1. Introduction

At Coda, we are committed to ensuring the protection of personal data and compliance with the General Data Protection Regulation (GDPR). Our GDPR Compliance Statement outlines our practices and measures designed to safeguard your data and uphold data protection principles.

2. Data Protection Principles

We adhere to the following data protection principles established by GDPR:

• Lawfulness, Fairness, and Transparency: We process personal data lawfully, fairly, and transparently. We clearly inform our users about the use, processing, and disclosure of their personal data.

• Purpose Limitation: We collect and process personal data solely for specified, explicit, and legitimate purposes as outlined in our Privacy Policy.

• Data Minimisation: We ensure that the personal data collected is adequate, relevant, and limited to what is necessary in relation to the purposes for which it is processed.

• Accuracy: We take every reasonable step to ensure that personal data is accurate and, where necessary, kept up to date.

• Storage Limitation: We keep personal data in a form which permits identification of data subjects for no longer than is necessary for the purposes for which the personal data is processed.

• Integrity and Confidentiality: We handle personal data securely by using appropriate technical and organisational measures to protect it against unauthorised or unlawful processing and against accidental loss, destruction, or damage.

3. Rights of Data Subjects

We provide the following rights to our users in respect to their personal data:

• Right to Access: You have the right to access your personal data and to request information about how we process it.

• Right to Rectification: You have the right to request that we correct any inaccurate or incomplete personal data.

• Right to Erasure (Right to be Forgotten): You have the right to request the deletion or removal of your personal data when there is no compelling reason for its continued processing.

• Right to Restrict Processing: You have the right to request that we restrict the processing of your personal data under certain conditions.

• Right to Data Portability: You have the right to request the transfer of your personal data to another organisation, or directly to you, under certain conditions.
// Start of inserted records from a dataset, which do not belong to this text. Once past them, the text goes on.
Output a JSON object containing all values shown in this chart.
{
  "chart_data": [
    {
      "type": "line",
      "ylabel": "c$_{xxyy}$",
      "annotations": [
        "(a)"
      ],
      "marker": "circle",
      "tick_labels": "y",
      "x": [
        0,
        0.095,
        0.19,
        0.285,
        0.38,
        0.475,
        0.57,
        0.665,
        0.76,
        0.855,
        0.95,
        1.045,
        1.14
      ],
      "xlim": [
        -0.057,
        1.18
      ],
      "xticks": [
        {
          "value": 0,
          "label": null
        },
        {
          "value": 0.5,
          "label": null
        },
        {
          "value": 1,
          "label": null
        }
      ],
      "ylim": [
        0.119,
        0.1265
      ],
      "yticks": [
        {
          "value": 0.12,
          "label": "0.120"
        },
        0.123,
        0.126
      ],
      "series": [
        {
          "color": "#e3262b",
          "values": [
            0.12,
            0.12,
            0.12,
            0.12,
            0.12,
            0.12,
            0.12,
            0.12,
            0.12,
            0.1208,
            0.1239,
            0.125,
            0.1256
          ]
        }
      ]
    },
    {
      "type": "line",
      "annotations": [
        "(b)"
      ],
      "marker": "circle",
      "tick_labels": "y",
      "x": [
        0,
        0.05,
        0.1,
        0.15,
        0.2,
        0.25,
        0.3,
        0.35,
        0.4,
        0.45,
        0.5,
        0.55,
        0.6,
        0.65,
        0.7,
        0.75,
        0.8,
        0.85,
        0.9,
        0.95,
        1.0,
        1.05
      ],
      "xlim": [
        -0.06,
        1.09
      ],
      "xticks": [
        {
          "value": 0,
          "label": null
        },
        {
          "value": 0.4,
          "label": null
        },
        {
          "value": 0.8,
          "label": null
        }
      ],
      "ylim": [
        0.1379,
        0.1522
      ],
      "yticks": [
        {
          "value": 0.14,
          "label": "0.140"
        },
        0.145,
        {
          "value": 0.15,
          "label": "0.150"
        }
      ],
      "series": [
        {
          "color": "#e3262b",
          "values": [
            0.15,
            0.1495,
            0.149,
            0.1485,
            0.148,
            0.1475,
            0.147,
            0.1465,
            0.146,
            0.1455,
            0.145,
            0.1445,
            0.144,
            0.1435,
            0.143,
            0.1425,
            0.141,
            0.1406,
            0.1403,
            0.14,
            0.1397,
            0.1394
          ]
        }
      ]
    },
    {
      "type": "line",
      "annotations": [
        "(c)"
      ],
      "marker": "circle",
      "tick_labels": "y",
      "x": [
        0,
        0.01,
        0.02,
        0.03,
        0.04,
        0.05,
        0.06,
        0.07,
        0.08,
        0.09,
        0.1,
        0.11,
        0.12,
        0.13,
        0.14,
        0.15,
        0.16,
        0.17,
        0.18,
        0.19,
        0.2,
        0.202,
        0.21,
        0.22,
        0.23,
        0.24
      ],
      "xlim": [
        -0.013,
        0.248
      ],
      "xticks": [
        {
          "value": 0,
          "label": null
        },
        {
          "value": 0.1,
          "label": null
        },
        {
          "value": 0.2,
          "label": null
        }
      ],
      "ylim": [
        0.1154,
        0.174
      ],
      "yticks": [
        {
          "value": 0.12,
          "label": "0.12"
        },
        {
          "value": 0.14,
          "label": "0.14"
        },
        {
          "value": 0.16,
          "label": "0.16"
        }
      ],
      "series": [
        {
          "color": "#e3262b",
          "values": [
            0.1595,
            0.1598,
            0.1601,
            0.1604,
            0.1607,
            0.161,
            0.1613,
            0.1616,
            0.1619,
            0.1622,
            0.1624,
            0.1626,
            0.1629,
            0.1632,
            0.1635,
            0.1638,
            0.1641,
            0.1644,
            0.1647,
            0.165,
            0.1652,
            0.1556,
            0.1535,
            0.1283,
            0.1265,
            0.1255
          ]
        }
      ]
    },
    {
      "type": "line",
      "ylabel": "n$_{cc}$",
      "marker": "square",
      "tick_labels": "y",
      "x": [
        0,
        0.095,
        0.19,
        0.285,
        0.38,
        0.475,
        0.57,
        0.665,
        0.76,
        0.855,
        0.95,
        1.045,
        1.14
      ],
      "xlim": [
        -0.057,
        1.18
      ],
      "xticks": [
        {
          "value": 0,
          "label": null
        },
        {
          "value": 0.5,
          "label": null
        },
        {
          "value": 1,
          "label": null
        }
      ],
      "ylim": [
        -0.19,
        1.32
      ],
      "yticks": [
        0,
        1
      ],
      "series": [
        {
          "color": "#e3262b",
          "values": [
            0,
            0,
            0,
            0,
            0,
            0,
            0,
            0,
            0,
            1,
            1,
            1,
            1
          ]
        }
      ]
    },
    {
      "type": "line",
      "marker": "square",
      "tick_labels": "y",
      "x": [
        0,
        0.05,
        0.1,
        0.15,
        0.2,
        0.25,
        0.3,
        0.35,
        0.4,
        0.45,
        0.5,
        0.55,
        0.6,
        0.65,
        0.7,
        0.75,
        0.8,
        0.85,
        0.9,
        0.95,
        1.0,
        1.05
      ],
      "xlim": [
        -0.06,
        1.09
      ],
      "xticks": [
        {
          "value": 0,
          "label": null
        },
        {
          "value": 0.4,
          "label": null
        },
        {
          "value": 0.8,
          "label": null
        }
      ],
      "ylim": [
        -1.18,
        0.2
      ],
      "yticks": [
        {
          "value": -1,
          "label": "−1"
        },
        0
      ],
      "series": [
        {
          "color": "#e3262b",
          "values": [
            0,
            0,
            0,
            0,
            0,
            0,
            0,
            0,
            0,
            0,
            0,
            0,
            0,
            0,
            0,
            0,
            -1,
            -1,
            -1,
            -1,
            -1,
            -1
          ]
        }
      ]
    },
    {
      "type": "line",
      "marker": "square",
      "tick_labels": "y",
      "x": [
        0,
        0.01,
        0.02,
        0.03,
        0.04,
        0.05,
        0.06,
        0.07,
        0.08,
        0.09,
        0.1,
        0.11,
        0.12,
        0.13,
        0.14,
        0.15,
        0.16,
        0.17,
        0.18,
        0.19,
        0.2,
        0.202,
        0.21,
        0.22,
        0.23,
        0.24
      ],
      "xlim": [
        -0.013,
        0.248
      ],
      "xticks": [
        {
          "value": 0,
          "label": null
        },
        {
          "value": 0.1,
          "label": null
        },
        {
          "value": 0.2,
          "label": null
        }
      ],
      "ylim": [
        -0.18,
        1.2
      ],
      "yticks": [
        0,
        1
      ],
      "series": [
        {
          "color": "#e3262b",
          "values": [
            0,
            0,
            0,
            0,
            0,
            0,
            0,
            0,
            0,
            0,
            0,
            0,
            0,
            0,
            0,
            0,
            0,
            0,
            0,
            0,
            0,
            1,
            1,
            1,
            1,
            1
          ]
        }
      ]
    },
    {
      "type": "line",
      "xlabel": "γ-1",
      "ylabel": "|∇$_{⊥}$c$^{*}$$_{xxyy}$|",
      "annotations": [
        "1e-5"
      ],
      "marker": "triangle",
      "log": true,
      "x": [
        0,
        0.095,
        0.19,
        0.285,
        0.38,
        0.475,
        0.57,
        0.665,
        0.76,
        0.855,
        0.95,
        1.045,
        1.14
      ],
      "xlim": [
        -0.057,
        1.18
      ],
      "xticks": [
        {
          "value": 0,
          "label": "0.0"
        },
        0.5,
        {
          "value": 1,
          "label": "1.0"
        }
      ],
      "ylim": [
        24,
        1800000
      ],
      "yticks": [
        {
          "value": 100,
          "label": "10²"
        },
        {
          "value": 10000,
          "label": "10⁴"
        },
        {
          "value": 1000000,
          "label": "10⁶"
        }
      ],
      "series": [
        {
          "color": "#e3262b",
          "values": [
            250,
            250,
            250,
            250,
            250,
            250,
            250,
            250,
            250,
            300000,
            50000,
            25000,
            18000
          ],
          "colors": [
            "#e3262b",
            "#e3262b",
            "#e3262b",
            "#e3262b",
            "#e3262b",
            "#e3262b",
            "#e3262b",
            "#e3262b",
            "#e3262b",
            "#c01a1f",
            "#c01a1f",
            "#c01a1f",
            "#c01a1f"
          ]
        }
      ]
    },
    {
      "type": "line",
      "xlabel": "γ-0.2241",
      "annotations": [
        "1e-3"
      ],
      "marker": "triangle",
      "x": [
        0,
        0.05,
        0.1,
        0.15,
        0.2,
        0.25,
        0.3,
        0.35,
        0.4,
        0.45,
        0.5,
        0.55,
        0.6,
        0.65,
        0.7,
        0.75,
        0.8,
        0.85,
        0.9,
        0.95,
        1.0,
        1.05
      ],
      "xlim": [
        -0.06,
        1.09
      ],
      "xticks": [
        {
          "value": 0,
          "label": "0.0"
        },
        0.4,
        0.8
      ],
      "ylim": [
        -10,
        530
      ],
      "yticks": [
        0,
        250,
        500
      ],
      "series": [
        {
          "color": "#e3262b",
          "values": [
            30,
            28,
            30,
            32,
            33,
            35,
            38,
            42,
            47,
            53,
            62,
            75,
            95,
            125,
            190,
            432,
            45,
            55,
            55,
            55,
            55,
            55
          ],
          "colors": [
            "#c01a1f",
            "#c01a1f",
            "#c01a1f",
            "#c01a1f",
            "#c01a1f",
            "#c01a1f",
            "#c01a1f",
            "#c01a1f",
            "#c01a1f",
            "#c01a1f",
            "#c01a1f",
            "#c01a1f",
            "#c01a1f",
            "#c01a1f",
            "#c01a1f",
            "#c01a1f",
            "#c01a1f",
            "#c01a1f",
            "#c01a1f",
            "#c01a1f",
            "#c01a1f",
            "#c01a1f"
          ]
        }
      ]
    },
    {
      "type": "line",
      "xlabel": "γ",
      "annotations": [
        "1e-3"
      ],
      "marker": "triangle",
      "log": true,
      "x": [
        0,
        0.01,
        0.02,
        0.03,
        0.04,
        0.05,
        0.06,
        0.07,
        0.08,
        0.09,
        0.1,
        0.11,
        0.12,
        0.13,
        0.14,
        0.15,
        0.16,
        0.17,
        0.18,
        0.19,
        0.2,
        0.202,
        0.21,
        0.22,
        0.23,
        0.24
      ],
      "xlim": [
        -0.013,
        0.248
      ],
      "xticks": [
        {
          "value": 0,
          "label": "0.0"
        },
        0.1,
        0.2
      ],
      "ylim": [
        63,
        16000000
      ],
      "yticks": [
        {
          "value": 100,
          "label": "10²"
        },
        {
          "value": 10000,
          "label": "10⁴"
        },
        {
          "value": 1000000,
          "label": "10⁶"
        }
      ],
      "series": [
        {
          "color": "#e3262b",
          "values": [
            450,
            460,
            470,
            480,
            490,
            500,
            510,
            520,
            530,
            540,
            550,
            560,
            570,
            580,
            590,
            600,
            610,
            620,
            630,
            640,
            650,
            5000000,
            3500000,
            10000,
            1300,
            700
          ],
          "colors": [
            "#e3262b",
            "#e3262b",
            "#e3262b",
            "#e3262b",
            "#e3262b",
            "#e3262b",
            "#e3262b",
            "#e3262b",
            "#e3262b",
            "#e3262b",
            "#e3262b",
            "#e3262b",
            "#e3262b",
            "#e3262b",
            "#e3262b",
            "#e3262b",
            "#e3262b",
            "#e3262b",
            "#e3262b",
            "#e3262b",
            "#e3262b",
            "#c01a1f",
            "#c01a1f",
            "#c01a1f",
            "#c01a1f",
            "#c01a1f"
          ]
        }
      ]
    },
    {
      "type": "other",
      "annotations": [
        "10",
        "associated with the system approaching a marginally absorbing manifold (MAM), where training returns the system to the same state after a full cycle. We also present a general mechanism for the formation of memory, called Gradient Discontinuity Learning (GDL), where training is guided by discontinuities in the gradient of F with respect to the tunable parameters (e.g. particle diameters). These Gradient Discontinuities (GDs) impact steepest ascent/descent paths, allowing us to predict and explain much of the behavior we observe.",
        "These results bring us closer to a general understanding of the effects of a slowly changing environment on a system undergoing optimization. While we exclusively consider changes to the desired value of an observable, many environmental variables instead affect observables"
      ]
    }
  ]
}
• Right to Object: You have the right to object to the processing of your personal data under certain conditions, including for direct marketing purposes.

4. Consent

We rely on consent as a legal basis for processing personal data. Consent is obtained in a freely given, specific, informed, and unambiguous manner via a clear affirmative action.

5. Data Breaches

In the unlikely event of a data breach, we are committed to notifying the relevant supervisory authority within 72 hours, where feasible, and to communicating any adverse effects of the breach to the affected individuals without undue delay.

6. Commitment to GDPR Compliance

Coda is fully committed to compliance with GDPR and to the protection of the personal data we process. We regularly review our practices to ensure they meet the standards set by GDPR.